- Be at least 18 years old
- Be able to speak, read, write, and understand the English language
- Hold a second class FAA medical certificate
- Pass the required knowledge test with a minimum score of 70%
- Pass the required practical test with an FAA Designated Examiner
- Hold at least a Private Pilot Certificate
- Must hold an instrument rating for certification under Part 141
- Requires 250 hours of flight training. This includes 35 hours of Dual Flight Time and 20 hours of Solo Flight Time.
- You will work one on one with an instructor throughout your training. This includes any ground work.
- There is no required ground training though you will need it. You are encouraged to read and study with recommended material at home.
- There is no application process to fly with our flight school. We will set you up with an instructor that fits your schedule, and you can begin training right away.
- Each flight will go over a specific lesson based off of our training course outline.
Privileges and Limitations:
With a Commercial Pilot Certificate, you can act as Pilot in Command (PIC) of an aircraft carrying persons or property for compensation or hire. Employment as a commercial pilot can range from crop dusting, pipeline patrol, fish spotting, hauling parachute jumpers, ferrying airplanes, banner towing, glider towing, sightseeing rides and even passenger flights. If you do not have an instrument rating, you will be limited to flying for hire within 50 nautical miles of your departure airport, and not allowed to fly for hire at night. If you are participating in the part 141 program, you must have an instrument rating prior to undertaking the Commercial Pilot course. The only other limitation for flying commercially is that you have the appropriate ratings for the aircraft you are being paid to fly.

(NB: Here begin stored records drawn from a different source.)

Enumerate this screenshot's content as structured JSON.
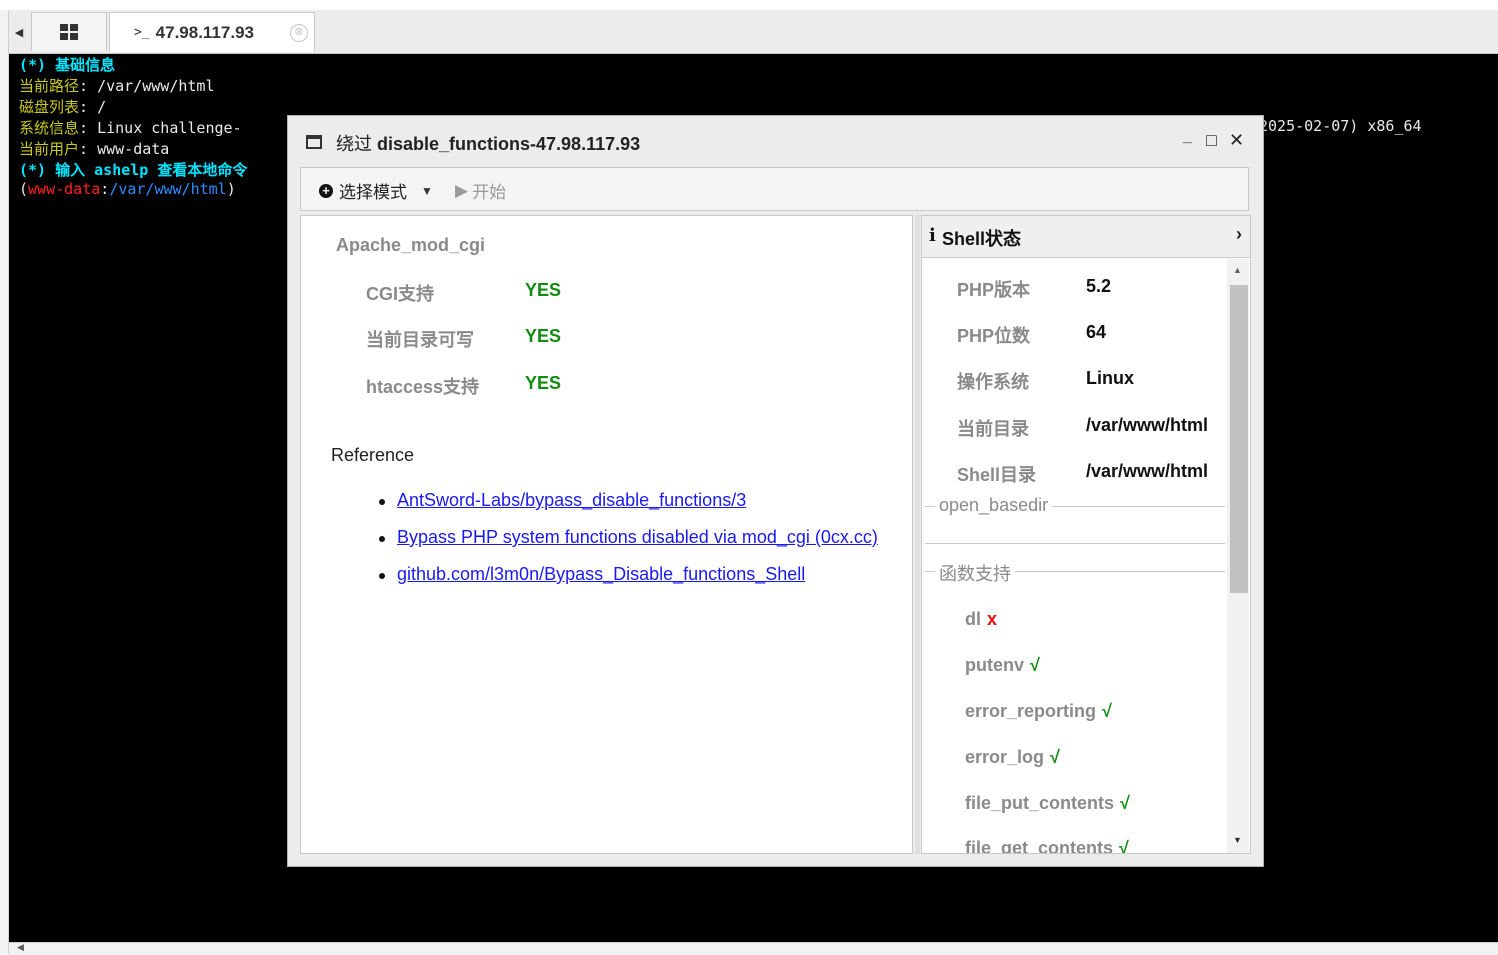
{
  "tabs": {
    "grid_icon": "grid-icon",
    "terminal_prompt": ">_",
    "terminal_label": "47.98.117.93",
    "close_symbol": "⊗"
  },
  "terminal": {
    "line1_tag": "(*)",
    "line1_text": "基础信息",
    "line2_key": "当前路径",
    "line2_val": ": /var/www/html",
    "line3_key": "磁盘列表",
    "line3_val": ": /",
    "line4_key": "系统信息",
    "line4_val": ": Linux challenge-",
    "line4_tail": "2025-02-07) x86_64",
    "line5_key": "当前用户",
    "line5_val": ": www-data",
    "line6_tag": "(*)",
    "line6_text": "输入 ashelp 查看本地命令",
    "prompt_open": "(",
    "prompt_user": "www-data",
    "prompt_sep": ":",
    "prompt_path": "/var/www/html",
    "prompt_close": ")"
  },
  "dialog": {
    "title_prefix": "绕过",
    "title_rest": " disable_functions-47.98.117.93",
    "minimize": "_",
    "maximize": "□",
    "close": "✕",
    "toolbar": {
      "select_mode": "选择模式",
      "start": "开始"
    },
    "left": {
      "title": "Apache_mod_cgi",
      "rows": [
        {
          "label": "CGI支持",
          "value": "YES"
        },
        {
          "label": "当前目录可写",
          "value": "YES"
        },
        {
          "label": "htaccess支持",
          "value": "YES"
        }
      ],
      "reference_title": "Reference",
      "references": [
        "AntSword-Labs/bypass_disable_functions/3",
        "Bypass PHP system functions disabled via mod_cgi (0cx.cc)",
        "github.com/l3m0n/Bypass_Disable_functions_Shell"
      ]
    },
    "right": {
      "header": "Shell状态",
      "info": [
        {
          "key": "PHP版本",
          "value": "5.2"
        },
        {
          "key": "PHP位数",
          "value": "64"
        },
        {
          "key": "操作系统",
          "value": "Linux"
        },
        {
          "key": "当前目录",
          "value": "/var/www/html"
        },
        {
          "key": "Shell目录",
          "value": "/var/www/html"
        }
      ],
      "open_basedir_legend": "open_basedir",
      "functions_legend": "函数支持",
      "functions": [
        {
          "name": "dl",
          "mark": "x"
        },
        {
          "name": "putenv",
          "mark": "√"
        },
        {
          "name": "error_reporting",
          "mark": "√"
        },
        {
          "name": "error_log",
          "mark": "√"
        },
        {
          "name": "file_put_contents",
          "mark": "√"
        },
        {
          "name": "file_get_contents",
          "mark": "√"
        }
      ]
    }
  }
}
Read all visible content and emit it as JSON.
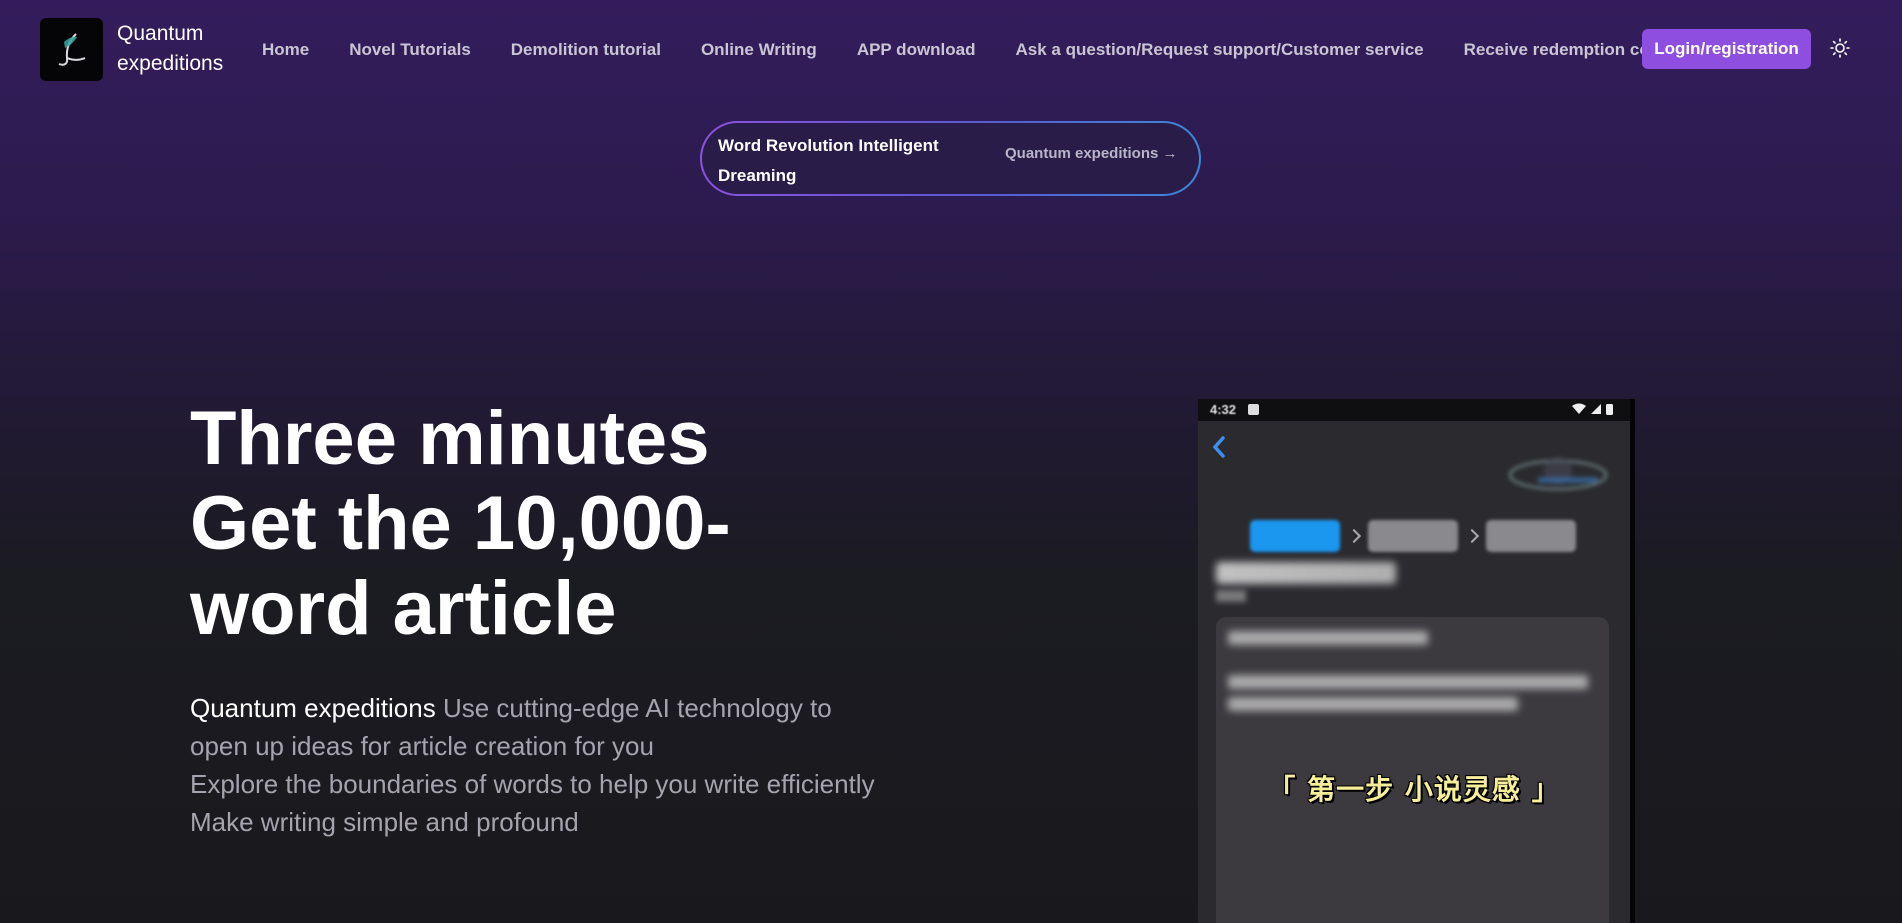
{
  "header": {
    "brand_name": "Quantum expeditions",
    "nav_items": [
      {
        "label": "Home"
      },
      {
        "label": "Novel Tutorials"
      },
      {
        "label": "Demolition tutorial"
      },
      {
        "label": "Online Writing"
      },
      {
        "label": "APP download"
      },
      {
        "label": "Ask a question/Request support/Customer service"
      },
      {
        "label": "Receive redemption code"
      }
    ],
    "login_label": "Login/registration",
    "theme_icon": "sun-icon"
  },
  "announcement": {
    "title": "Word Revolution Intelligent Dreaming",
    "link_label": "Quantum expeditions →"
  },
  "hero": {
    "title_lines": [
      "Three minutes",
      "Get the 10,000-",
      "word article"
    ],
    "desc_brand": "Quantum expeditions",
    "desc_rest": "Use cutting-edge AI technology to open up ideas for article creation for you",
    "desc_line2": "Explore the boundaries of words to help you write efficiently",
    "desc_line3": "Make writing simple and profound"
  },
  "preview": {
    "status_time": "4:32",
    "caption": "「 第一步 小说灵感 」"
  },
  "colors": {
    "accent": "#8e4fe0",
    "step_active": "#1c97f0",
    "caption": "#f7ee9a"
  }
}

You need to be at least 18 years old in order to take the Commercial Pilot practical exam.
If you already have the minimum required flight experience, the amount of time needed to prepare for the Commercial Pilot practical test will largely depend on how long it takes to become proficient in the required maneuvers. Your instructor will determine when you are ready to take the exam.
With a Commercial Pilot Certificate, you can get paid to do certain types of flying. Some examples are: flying skydivers, scenic and photo flights, banner towing, or crop dusting. The Commercial Certificate is also a requirement to become a Certified Flight Instructor.
You can keep your license current in one of two ways. You can add another certificate or rating or, alternatively, you can take a biennial flight review (once every 24 calendar months) with an authorized flight instructor.
Your training will involve a certain amount of dual instruction (with an instructor). You will also need some ground instruction. You can lessen the hours you spend going over ground training with your instructor, if you study the material at home. (Remember, ground is not required, but you will need it.)
Is the instructor with whom I take my intro flight the one I must stick with throughout my training?
Not necessarily. We try to keep you with the same instructor throughout your training for your own benefit, since it allows the instructor to better gauge your progress, and it will prevent you from becoming confused by the slightly different techniques of different pilots. However, choosing the instructor that is right for you is a very important decision, and there is nothing wrong with trying a flight with each of our instructors in the beginning. This way, you may choose the one with whom you feel most comfortable.